The funding cuts rob scientific researchers and public health officials of one of the most valuable and rapidly responsive tools available to address future pandemics, Dr. Offit said. “Way back in 2002-2003, when SARS-CoV-1 raised its head in China, people like Barney Graham, who was then at the National Institutes of Health, started developing an mRNA vaccine against it. That virus never really emerged in this country, but their work generated a lot of information on how to make an mRNA vaccine against a coronavirus. So when SARS-CoV-2 came to the U.S., they were ready. And that’s what BARDA does. All of that now stops. There may never be an H5N1 bird flu pandemic in the U.S., for example, but now we will be less prepared if there is one.”

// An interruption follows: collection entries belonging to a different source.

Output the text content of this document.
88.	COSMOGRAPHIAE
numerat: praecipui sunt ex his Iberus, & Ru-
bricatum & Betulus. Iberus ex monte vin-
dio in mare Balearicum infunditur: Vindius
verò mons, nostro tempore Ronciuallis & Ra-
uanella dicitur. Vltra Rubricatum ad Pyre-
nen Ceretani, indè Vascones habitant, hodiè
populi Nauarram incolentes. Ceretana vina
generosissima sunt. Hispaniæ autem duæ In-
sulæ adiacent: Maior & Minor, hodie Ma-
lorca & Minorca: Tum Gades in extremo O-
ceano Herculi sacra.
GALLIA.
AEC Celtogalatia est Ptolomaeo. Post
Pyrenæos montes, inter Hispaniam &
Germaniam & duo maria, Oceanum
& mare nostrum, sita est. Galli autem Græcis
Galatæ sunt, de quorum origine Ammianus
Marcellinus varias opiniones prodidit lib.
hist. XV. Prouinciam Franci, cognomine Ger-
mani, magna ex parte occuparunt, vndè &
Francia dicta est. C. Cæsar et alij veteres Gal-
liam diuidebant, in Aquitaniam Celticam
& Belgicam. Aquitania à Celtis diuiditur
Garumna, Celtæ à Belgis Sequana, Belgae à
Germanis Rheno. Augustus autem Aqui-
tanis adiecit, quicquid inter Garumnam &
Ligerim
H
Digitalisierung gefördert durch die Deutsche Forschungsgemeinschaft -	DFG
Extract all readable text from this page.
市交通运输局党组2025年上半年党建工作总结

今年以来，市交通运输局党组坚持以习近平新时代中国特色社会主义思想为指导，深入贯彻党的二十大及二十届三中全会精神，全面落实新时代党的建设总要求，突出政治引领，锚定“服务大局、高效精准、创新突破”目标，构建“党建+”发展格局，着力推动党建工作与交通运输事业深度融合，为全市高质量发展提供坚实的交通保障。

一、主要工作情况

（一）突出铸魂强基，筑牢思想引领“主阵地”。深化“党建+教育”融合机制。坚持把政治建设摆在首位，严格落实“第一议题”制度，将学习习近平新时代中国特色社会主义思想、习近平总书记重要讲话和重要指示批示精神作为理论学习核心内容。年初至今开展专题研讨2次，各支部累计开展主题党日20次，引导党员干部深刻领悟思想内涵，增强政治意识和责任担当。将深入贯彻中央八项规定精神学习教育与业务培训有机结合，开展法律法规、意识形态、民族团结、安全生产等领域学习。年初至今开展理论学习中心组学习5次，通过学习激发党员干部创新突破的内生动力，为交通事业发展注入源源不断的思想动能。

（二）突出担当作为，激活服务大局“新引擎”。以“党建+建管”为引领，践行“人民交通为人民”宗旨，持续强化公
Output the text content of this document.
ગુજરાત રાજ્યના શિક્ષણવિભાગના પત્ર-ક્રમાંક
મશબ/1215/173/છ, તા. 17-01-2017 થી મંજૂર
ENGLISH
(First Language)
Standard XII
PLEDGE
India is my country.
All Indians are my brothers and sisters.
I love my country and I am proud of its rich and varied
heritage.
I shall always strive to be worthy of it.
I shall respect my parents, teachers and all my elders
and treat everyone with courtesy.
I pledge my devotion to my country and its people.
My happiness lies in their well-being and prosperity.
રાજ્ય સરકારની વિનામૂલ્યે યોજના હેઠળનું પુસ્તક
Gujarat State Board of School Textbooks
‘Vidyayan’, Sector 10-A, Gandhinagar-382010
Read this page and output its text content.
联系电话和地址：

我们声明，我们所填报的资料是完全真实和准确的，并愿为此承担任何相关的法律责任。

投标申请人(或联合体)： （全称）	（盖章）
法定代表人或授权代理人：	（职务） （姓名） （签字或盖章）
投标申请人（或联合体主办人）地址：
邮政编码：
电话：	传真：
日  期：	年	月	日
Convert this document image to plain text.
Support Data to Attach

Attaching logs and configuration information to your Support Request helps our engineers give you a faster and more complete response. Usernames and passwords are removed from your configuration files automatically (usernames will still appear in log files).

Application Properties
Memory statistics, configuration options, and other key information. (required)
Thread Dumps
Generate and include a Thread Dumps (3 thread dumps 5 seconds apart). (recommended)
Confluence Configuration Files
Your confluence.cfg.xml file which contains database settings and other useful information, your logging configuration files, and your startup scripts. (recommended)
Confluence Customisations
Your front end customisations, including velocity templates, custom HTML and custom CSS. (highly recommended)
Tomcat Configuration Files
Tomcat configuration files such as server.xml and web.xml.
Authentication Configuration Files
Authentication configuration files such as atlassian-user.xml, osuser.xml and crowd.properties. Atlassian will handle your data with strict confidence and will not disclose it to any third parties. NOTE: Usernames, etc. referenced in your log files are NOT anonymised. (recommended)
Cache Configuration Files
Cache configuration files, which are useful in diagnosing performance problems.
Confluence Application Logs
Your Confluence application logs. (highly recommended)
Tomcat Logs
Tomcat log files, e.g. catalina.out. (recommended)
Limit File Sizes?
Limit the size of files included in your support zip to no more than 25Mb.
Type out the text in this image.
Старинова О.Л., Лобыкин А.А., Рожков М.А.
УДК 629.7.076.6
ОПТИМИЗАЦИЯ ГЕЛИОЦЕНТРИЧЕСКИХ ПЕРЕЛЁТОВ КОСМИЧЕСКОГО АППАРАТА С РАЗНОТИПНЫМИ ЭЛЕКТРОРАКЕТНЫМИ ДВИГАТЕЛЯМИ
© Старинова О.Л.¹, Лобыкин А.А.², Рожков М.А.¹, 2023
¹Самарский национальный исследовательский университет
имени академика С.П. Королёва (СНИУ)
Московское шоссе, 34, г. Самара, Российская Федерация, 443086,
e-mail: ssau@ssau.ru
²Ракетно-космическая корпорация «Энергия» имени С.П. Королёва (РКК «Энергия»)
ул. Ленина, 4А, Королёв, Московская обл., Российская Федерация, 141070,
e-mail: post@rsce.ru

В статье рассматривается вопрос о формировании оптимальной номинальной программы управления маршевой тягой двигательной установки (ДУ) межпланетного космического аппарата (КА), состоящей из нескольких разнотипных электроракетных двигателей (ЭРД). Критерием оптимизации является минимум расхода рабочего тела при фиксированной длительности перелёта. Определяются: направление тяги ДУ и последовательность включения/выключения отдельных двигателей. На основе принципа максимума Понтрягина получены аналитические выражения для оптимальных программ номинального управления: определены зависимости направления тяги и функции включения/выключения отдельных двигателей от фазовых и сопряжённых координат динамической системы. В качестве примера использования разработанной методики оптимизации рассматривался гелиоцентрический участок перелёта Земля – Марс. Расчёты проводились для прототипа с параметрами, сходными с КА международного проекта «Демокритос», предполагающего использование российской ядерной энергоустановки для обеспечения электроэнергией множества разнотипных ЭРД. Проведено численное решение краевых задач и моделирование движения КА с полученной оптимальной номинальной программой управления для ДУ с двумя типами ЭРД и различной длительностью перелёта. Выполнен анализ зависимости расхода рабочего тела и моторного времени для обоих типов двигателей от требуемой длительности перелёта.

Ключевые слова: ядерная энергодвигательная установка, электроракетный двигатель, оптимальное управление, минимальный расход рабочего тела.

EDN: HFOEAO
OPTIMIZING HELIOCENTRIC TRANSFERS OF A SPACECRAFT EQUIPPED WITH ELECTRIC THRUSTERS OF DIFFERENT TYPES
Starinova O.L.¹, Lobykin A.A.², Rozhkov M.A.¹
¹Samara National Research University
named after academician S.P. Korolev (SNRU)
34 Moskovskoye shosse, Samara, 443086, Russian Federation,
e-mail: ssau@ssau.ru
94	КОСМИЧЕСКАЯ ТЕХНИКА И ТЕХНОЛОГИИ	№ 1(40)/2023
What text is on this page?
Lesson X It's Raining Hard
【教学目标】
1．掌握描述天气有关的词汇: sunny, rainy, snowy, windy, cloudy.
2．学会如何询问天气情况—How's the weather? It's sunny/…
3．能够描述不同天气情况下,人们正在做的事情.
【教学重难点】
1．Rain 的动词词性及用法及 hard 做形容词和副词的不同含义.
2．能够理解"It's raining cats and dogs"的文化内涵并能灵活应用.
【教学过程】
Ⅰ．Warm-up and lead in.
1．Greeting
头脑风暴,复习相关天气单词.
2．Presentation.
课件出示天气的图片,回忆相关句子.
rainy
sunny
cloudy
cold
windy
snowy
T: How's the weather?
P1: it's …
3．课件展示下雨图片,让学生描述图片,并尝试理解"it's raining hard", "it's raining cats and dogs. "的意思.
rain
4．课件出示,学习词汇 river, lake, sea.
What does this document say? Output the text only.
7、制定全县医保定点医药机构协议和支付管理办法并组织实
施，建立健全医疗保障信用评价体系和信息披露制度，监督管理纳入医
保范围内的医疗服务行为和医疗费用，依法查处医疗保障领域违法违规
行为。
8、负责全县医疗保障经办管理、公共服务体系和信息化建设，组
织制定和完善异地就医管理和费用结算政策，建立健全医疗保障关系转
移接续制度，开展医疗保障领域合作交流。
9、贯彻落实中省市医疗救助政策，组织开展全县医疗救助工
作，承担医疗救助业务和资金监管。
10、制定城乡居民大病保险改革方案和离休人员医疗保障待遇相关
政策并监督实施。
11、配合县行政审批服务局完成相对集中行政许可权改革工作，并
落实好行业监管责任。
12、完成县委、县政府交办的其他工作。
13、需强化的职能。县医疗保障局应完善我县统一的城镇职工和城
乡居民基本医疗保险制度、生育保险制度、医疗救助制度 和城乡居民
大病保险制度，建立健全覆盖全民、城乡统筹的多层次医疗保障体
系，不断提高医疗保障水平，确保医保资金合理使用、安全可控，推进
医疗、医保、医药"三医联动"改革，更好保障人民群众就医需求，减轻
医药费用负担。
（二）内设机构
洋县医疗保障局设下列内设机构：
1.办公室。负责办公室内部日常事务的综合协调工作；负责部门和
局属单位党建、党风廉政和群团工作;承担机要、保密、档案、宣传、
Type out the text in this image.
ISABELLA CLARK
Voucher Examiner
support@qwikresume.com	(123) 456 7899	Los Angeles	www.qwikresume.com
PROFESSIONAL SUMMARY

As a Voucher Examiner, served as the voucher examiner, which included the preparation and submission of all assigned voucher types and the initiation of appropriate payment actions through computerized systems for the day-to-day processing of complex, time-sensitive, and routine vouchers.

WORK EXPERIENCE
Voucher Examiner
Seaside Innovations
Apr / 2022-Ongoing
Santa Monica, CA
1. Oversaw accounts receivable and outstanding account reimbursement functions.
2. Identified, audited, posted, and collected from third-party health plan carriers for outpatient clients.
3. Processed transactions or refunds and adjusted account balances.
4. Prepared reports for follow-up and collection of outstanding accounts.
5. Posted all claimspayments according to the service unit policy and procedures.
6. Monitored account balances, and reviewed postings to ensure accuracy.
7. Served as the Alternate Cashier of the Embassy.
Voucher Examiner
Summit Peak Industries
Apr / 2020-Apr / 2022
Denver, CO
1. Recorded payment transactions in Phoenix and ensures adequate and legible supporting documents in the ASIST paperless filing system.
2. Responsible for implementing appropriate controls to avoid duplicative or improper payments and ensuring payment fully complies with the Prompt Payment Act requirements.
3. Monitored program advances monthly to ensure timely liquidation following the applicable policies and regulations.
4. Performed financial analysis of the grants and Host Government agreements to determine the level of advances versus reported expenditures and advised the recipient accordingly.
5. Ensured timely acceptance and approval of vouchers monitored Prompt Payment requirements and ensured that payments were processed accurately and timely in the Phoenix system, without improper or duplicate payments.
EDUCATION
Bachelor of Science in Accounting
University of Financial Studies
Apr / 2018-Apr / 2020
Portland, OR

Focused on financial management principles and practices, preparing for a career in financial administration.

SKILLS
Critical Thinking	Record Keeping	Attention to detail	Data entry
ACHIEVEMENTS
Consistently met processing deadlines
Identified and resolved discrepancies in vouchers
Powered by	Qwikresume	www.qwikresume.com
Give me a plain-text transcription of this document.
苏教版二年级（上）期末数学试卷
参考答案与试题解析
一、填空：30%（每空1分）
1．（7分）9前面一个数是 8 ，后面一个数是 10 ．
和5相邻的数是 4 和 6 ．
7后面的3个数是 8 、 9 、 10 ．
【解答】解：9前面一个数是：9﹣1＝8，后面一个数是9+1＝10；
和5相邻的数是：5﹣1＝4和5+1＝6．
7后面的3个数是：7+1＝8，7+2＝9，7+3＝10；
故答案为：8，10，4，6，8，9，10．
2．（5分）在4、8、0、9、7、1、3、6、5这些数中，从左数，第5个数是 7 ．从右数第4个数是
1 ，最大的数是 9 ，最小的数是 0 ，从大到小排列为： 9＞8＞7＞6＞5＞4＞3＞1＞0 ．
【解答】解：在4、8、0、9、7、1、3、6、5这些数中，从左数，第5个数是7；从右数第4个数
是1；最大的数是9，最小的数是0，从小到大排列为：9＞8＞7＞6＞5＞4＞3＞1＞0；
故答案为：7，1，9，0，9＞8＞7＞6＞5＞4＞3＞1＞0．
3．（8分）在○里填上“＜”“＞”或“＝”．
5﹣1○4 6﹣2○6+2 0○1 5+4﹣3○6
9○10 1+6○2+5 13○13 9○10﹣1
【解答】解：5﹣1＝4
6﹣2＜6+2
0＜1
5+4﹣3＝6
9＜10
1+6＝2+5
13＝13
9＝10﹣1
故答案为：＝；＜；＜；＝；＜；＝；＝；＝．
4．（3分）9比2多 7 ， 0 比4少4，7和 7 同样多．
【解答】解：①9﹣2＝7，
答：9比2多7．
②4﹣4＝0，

Dr. Marks warned that the United States is ceding its leadership in this field to other nations. “Unfortunately, if we don’t want to believe in thhe value of mRNA technology, those outside of the United States will take advantage of the truth and make sure that they use this technology to protect themselves. And we will be at a strategic disadvantage because of our unwillingness to accept scientific fact.”

—Marie Rosenthal, MS, contributed to this story.

The sources reported no relevant financial disclosures.